Mittwoch, 2. Oktober 2013

Erst Öl, dann Wasser - begehrte Rohstoffe im Visier der Macht

Auf dem Weltenergiemarkt neigt sich die Dominanz der OPEC-Staaten dem Ende entgegen. Um 2020 wird die USA größter Netto-Exporteur von Erdgas sein. Bis 2035 sollen die USA auch beim Erdöl zum Selbstversorger werden. Die kommende Spitzenstellung im Energiesektor verdanken die USA den unkonventionellen Reserven von Rohstoffen in Öl- und Gasschiefer. Es handelt sich um verschiedene Arten von öl- und gashaltigem Gestein. Allerdings wird für die Erzeugung eines Fasses Öl in der Schieferölgewinnung die dreifache Menge an Wasser benötigt.

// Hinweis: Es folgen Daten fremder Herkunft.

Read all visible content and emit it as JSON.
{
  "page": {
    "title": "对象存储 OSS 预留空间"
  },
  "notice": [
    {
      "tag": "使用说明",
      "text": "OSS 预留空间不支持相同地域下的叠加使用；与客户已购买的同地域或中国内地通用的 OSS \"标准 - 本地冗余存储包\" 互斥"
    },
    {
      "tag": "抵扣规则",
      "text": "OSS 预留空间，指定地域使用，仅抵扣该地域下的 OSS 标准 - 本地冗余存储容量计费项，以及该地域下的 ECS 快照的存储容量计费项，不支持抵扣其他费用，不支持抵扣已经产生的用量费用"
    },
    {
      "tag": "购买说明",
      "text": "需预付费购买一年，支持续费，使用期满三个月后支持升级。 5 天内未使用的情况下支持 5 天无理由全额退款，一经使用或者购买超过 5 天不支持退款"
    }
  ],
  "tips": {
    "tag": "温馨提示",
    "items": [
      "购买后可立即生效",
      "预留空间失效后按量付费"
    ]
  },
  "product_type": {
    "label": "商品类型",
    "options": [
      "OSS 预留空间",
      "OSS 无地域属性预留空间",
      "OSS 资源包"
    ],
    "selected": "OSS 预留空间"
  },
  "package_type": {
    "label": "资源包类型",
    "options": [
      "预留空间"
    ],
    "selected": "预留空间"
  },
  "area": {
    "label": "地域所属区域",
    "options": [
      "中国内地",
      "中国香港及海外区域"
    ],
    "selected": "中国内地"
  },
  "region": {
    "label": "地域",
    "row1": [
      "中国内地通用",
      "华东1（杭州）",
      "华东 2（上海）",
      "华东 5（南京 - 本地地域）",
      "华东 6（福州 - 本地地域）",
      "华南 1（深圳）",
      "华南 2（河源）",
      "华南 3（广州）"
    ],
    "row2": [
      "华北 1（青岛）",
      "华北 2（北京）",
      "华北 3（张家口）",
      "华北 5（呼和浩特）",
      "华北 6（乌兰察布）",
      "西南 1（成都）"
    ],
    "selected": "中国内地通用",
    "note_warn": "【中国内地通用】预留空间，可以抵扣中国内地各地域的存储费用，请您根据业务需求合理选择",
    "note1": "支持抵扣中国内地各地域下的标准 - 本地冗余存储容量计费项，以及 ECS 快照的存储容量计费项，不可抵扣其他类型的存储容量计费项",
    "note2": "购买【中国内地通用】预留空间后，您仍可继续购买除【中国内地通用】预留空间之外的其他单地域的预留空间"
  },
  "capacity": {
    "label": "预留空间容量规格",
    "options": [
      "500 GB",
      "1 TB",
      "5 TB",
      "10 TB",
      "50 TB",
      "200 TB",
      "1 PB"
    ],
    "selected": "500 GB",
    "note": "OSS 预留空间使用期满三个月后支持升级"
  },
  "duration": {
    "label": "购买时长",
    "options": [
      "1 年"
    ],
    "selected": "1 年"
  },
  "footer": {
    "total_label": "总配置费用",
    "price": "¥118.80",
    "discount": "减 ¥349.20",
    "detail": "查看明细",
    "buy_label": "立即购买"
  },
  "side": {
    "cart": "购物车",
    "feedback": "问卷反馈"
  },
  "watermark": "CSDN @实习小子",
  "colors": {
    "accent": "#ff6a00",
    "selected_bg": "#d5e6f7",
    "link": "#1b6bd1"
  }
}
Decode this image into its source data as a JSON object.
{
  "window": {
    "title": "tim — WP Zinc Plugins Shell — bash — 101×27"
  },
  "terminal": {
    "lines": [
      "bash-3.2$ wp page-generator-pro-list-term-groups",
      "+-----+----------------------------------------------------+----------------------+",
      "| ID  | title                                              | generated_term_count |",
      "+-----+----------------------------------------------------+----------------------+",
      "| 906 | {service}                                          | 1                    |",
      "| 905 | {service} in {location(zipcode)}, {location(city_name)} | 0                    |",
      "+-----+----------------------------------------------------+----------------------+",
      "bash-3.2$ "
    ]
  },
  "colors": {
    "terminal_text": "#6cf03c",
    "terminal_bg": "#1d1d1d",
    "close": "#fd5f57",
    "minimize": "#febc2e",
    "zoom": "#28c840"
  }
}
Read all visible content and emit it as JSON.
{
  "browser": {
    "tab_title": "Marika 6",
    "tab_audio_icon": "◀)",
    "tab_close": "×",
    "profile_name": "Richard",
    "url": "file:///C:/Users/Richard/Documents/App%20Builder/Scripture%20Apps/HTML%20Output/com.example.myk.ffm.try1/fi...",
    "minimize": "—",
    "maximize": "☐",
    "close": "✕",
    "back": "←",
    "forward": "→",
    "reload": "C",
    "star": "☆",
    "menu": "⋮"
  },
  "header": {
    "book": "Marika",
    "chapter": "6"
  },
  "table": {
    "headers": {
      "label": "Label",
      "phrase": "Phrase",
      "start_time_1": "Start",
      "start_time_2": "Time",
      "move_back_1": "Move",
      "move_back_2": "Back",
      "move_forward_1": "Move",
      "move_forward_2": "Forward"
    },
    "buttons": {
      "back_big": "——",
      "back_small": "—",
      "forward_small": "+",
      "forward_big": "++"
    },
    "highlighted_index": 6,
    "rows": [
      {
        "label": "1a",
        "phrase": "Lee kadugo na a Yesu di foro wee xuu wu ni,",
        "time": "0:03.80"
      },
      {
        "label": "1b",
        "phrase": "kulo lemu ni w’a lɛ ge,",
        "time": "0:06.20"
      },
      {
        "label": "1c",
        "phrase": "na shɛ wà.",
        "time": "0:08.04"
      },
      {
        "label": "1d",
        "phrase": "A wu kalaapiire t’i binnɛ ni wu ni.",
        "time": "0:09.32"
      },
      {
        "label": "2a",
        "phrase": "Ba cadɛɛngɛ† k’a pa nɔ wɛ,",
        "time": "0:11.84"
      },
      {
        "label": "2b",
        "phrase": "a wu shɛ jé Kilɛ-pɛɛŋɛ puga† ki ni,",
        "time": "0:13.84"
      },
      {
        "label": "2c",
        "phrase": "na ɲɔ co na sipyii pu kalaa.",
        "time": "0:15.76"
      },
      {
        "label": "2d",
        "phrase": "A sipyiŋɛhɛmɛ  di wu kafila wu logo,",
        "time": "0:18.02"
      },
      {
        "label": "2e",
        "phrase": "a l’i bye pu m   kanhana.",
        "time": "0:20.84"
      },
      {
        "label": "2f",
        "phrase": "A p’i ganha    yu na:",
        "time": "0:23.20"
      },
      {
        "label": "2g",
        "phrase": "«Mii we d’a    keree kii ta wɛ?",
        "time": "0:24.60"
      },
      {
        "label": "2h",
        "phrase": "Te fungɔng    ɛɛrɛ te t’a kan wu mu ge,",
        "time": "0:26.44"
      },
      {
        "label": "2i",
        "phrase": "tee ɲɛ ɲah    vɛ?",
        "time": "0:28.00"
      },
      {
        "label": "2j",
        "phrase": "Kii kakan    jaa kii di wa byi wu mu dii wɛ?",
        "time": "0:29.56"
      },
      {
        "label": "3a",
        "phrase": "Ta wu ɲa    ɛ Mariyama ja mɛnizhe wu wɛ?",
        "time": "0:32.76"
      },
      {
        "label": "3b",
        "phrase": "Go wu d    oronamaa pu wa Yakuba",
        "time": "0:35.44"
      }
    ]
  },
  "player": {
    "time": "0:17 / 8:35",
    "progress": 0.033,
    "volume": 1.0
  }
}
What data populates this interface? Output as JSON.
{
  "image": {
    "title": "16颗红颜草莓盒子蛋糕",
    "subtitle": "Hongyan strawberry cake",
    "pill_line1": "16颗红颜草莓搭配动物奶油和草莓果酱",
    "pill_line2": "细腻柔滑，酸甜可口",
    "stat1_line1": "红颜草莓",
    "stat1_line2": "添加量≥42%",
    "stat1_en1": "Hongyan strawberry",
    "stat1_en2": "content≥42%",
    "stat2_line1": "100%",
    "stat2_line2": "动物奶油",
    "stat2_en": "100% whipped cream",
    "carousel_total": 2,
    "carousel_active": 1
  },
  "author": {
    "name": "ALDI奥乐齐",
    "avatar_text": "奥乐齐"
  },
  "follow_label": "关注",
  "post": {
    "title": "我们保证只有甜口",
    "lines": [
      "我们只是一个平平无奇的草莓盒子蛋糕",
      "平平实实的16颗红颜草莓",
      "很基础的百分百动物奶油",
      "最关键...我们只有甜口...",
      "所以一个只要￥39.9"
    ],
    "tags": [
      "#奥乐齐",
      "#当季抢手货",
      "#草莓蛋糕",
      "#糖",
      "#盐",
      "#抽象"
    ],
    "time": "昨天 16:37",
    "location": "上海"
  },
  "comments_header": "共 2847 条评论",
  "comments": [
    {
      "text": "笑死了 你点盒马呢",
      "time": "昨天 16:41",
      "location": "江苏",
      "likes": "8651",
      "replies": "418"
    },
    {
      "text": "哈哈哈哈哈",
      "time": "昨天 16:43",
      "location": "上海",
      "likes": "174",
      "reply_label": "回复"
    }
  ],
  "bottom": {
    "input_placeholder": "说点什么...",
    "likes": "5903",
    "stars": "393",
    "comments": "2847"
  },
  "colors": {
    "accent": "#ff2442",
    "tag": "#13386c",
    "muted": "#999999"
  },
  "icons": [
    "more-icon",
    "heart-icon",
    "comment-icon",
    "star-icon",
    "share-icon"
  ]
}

Aber auch Wasser ist ein immer knapper werdender Rohstoff, der Begehrlichkeiten nicht nur auf dem amerikanischen Kontinent weckt. Der Acuífero Guaraní in Südamerika ist ein über 1.200.000 Quadratkilometer großer Grundwasserleiter unter den Ländern Brasilien, Argentinien, Paraguay und Uruguay. Der Acuífero Guaraní ist eine der größten unterirdischen Süßwasserreserven der Welt. Er liegt in einer geologischen Formation, die das Flusssystem des Río Paraná, Río Uruguay und Río Paraguay einschließt, eine Oberfläche von 1,2 Millionen Quadratkilometern umfasst und die in etwa der Fläche von Frankreich, Spanien und Portugal zusammen entspricht. Davon gehören 840.000 km² (~70 % der Gesamtfläche) zu Brasilien, 225.500 km² (~19 % der Gesamtfläche) zu Argentinien, 71.700 km² (~6 % der Gesamtfläche) zu Paraguay und 58.500 km² (~5 % der Gesamtfläche) zu Uruguay. Insgesamt wird in ihr ein Gesamtvolumen von 55.000 Kubikkilometern Süßwasser vermutet. Die jährliche Entnahme durch die etwa 15 Millionen Einwohner in der Region wird auf lediglich 200 Kubikkilometer geschätzt.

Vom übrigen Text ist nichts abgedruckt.